La rivalutazione degli indicati profili di fatto, estranea alle attribuzioni di questa Corte di legittimità, ma necessaria ai fini dell’apprezzamento dei presupposti di operatività della speciale causa di non punibilità (in tal senso v. Sez. 6, sent. n. 39337 del 23/06/2015, Di Bello, Rv. 264554) impone l’annullamento della sentenza impugnata con rinvio per nuovo giudizio ad altra sezione della Corte territoriale.

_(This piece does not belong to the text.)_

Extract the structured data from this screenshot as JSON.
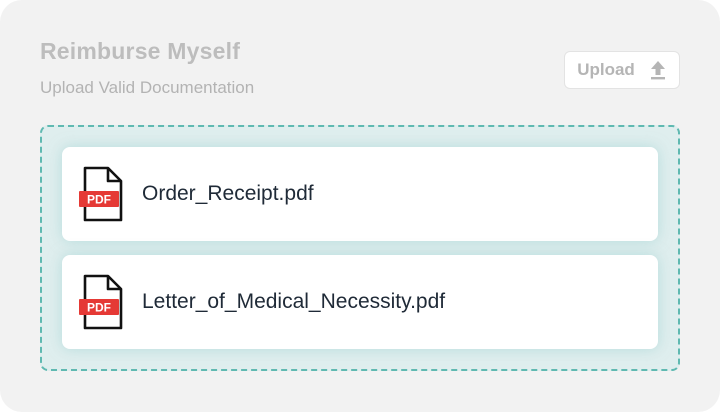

L’accoglimento di tale motivo importa l’assorbimento dell’ultimo, atteso che l’eventuale declaratoria di non punibilità per particolare tenuità del fatto non consentirebbe di decidere sulla domanda di liquidazione delle spese proposta dalla parte civile, potendosi far luogo alle statuizioni civili nel giudizio penale solo in presenza di una sentenza di condanna o nelle ipotesi previste dall’art. 578 c.p.p. tra le quali non rientra quella di cui all’art. 131 bis c.p. (Sez. 5, sent. n. 6347 del 06/12/2016, dep. 10/02/2017, La Mastra, Rv. 269449), potendo i diritti del danneggiato trovare eventuale tutela nell’azione da proporre in sede civile, attesa l’efficacia della sentenza irrevocabile di proscioglimento pronunciata per particolare tenuità del fatto nel giudizio civile o amministrativo per le restituzioni e il risarcimento del danno promosso nei confronti del prosciolto o del responsabile civile citato o intervenuto nel processo penale ai sensi dell’art. 651 bis c.p.p., comma 1.
P.Q.M.
annulla la sentenza impugnata e rinvia per nuovo giudizio ad altra sezione della Corte di appello di Palermo.